# re: HP PSC 2355 scanner 'all in one' will not load



## isaotasaka (May 6, 2006)

i've installed the hp image zone software and i get this message
"The scanner is busy, or you do not have a scanner selected. Please select a scanner in the Director/Imagezone and make sure it is not in use by another program when you try again." 

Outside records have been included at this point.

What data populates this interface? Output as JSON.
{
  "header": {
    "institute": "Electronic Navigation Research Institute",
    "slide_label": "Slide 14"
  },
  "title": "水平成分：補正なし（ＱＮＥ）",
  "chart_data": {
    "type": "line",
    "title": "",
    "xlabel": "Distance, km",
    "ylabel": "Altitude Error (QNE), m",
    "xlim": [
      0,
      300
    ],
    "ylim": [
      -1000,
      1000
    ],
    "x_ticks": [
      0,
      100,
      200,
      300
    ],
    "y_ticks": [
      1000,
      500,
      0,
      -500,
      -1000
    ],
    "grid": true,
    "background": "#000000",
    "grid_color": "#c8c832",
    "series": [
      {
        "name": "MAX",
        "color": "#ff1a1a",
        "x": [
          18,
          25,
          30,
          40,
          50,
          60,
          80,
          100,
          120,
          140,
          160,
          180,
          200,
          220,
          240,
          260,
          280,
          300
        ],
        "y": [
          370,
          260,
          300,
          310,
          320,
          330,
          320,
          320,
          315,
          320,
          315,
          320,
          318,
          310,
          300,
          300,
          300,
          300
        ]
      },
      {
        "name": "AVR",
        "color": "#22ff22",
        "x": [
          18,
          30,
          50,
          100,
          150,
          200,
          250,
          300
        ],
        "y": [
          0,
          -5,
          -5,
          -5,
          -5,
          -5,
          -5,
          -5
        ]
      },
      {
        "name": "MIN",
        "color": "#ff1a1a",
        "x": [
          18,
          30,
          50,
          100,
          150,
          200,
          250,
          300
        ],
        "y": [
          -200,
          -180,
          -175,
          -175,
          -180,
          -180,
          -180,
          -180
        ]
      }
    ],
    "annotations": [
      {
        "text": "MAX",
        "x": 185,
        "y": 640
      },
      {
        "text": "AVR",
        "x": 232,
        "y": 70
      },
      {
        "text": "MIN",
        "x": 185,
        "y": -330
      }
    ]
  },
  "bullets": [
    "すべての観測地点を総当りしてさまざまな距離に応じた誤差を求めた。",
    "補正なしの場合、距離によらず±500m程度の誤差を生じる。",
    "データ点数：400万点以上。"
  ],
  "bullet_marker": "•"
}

my cable is hooked up as the printer works but i can't get the scanner to function.


----------



## powermac (May 7, 2006)

Have you tried going to HP web site and see if any update drivers, etc are available?


----------



## isaotasaka (May 8, 2006)

tried that and still not reading the my scanner. any other suggestions?


----------



## Aucke (Mar 26, 2009)

To add to the confusion:

I have been scanning with my HP Photosmart for a while, never any problems. Recently, I changed my ROUTER to a newer and more powerful device. Since then, when I try to scan a document to pdf using Adobe Acrobat pro, I always get the same error message:

"The scanner is busy, or you do not have a scanner selected. Please select a scanner in the Director / Imagezone and make sure it is not in use by another program when you try again."

I tried to Refresh the Attached Devices in my router's settings, and this enabled to scan using the HP Device Manager, but still no luck in Adobe! 

Go figure.


----------